父さんの恐ろしいステータスを見たことで、自分のステータスに酔っていた自分から目が覚めた。魔力総量があってもつきこなせなければ意味はない。早く他の魔眼の能力を確認しなければ。
推測だがおそらく神速も普通の「加速の魔眼」の上位互換ってところだろう。応援、創造、強力は大体のイメージができる。応援は仲間の能力上昇、創造はアイテム製造だろう。強力は自己強化、といったところか。
わかりにくいのは、観察だ。鑑定との違いがいまいちわからない。他の能力も実験してみることにした。

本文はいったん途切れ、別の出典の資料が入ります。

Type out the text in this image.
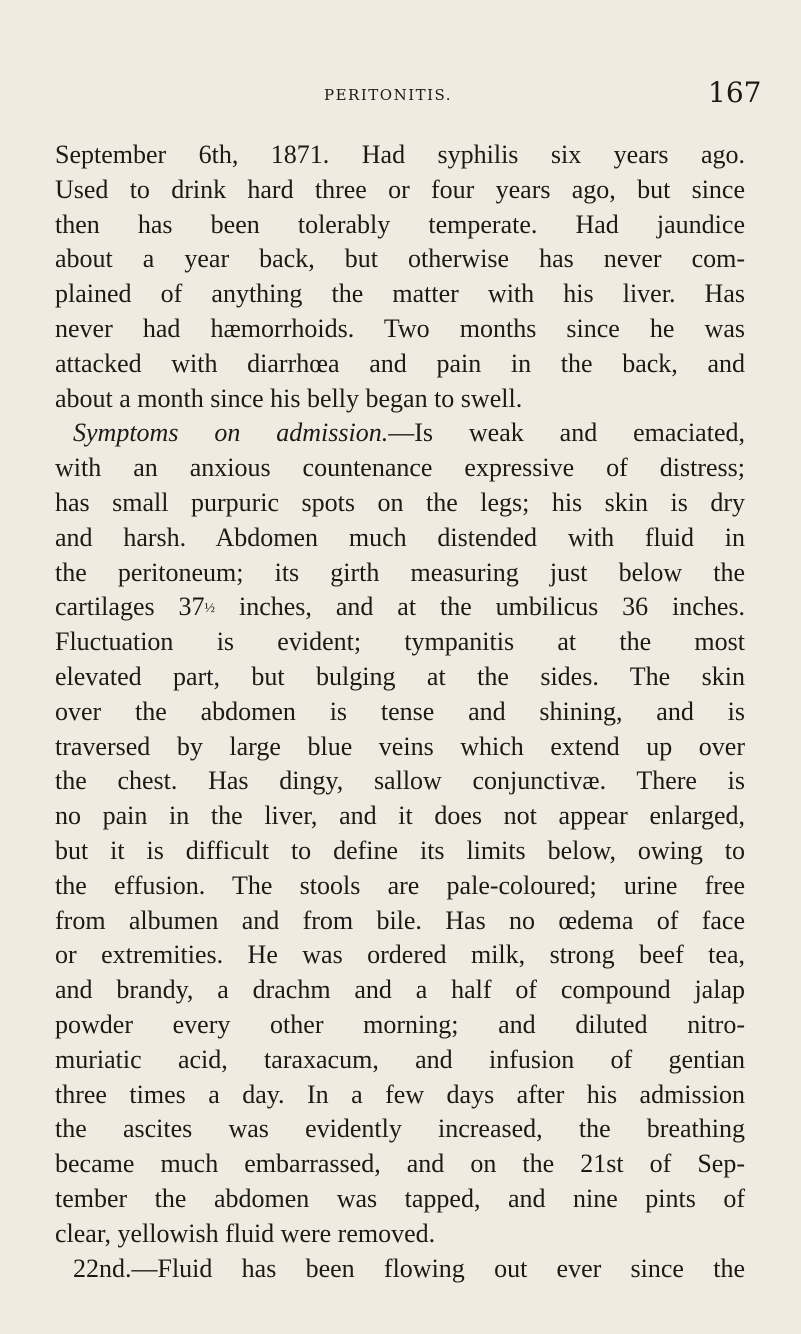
PERITONITIS.	167
September 6th, 1871. Had syphilis six years ago.
Used to drink hard three or four years ago, but since
then has been tolerably temperate. Had jaundice
about a year back, but otherwise has never com-
plained of anything the matter with his liver. Has
never had hæmorrhoids. Two months since he was
attacked with diarrhœa and pain in the back, and
about a month since his belly began to swell.
Symptoms on admission.—Is weak and emaciated,
with an anxious countenance expressive of distress;
has small purpuric spots on the legs; his skin is dry
and harsh. Abdomen much distended with fluid in
the peritoneum; its girth measuring just below the
cartilages 37½ inches, and at the umbilicus 36 inches.
Fluctuation is evident; tympanitis at the most
elevated part, but bulging at the sides. The skin
over the abdomen is tense and shining, and is
traversed by large blue veins which extend up over
the chest. Has dingy, sallow conjunctivæ. There is
no pain in the liver, and it does not appear enlarged,
but it is difficult to define its limits below, owing to
the effusion. The stools are pale-coloured; urine free
from albumen and from bile. Has no œdema of face
or extremities. He was ordered milk, strong beef tea,
and brandy, a drachm and a half of compound jalap
powder every other morning; and diluted nitro-
muriatic acid, taraxacum, and infusion of gentian
three times a day. In a few days after his admission
the ascites was evidently increased, the breathing
became much embarrassed, and on the 21st of Sep-
tember the abdomen was tapped, and nine pints of
clear, yellowish fluid were removed.
22nd.—Fluid has been flowing out ever since the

まず、吸収からだ。とりあえず何もないところで「吸収」と唱えてみる。
目の前にぼんやりと魔法陣が現れる。
自分で触るのは恐ろしいので庭に落ちていた小石を投げ込んでみる。すると石は溶けるように消えていった。しかしそれ以上は何もなかった。
…………これは後日要検証だ。
次に、遠隔を試してみる。これは名前からして何かを操作するものだろう。実験する対象を探す。
草むらの中のバッタっぽい虫を見つけた。背中側を指でつまみ「遠隔」と唱えてみる。バッタ(仮)に3メートル先の木まで行って帰ってくるように話しかけたり、心の中で念じたりしてみたが、何度やっても上手くいかない。バッタではダメのようだ。
悩んでこれも後日に回そうかと思っていると何かの入ったカゴを手に持ったユフィンが庭に出てきた。
「ユフィンさん、それは何?」
「これはルノーラントマウスですよ。キッチンに忍び込んでいたので、今から野良犬の餌にでもしようかと思っていたところです。ルース様。」
ユフィンは、俺のことを好奇心旺盛な子供だと思っているからか、どんな質問にもバカにしたりせず知っている限りは答えてくれる。本当に優しい。
しかしマウスか、転生前の世界ではよく実験動物として扱われていたはずだ。いまやっている遠隔の実験にもちょうどいいかもしれない。
「そのネズミ、僕にちょうだい。だめかな?」
最大限あざとさを発揮し、断りにくいよう言ってみる。
ユフィンは困ったような顔をして、
「別に構いませんが、逃す時は家の遠くでお願いしますね。このルノーラントマウスは食べ物をかじってしまってとても困るんですよ。」
やっぱりネズミはどこでもネズミか、と思いながらカゴを受け取ると中には15cmほどのくすんだ金色をしたげっ歯類がいた。
憎たらしい顔をしている。某夢の国になぞらえて名付けようと思ったが、あの国はそういう問題はやたら厳しいと聞いていたのを思い出し、マッキーと名付けた。
ユフィンに別れを告げ、庭のハジまで行きマッキーを掴みカゴから取り出す。
暴れるかと思ったが、剛毅なのか鼻をヒクヒクと動かす以外はあまり動かない。
とりあえず、遠隔の実験を始めよう。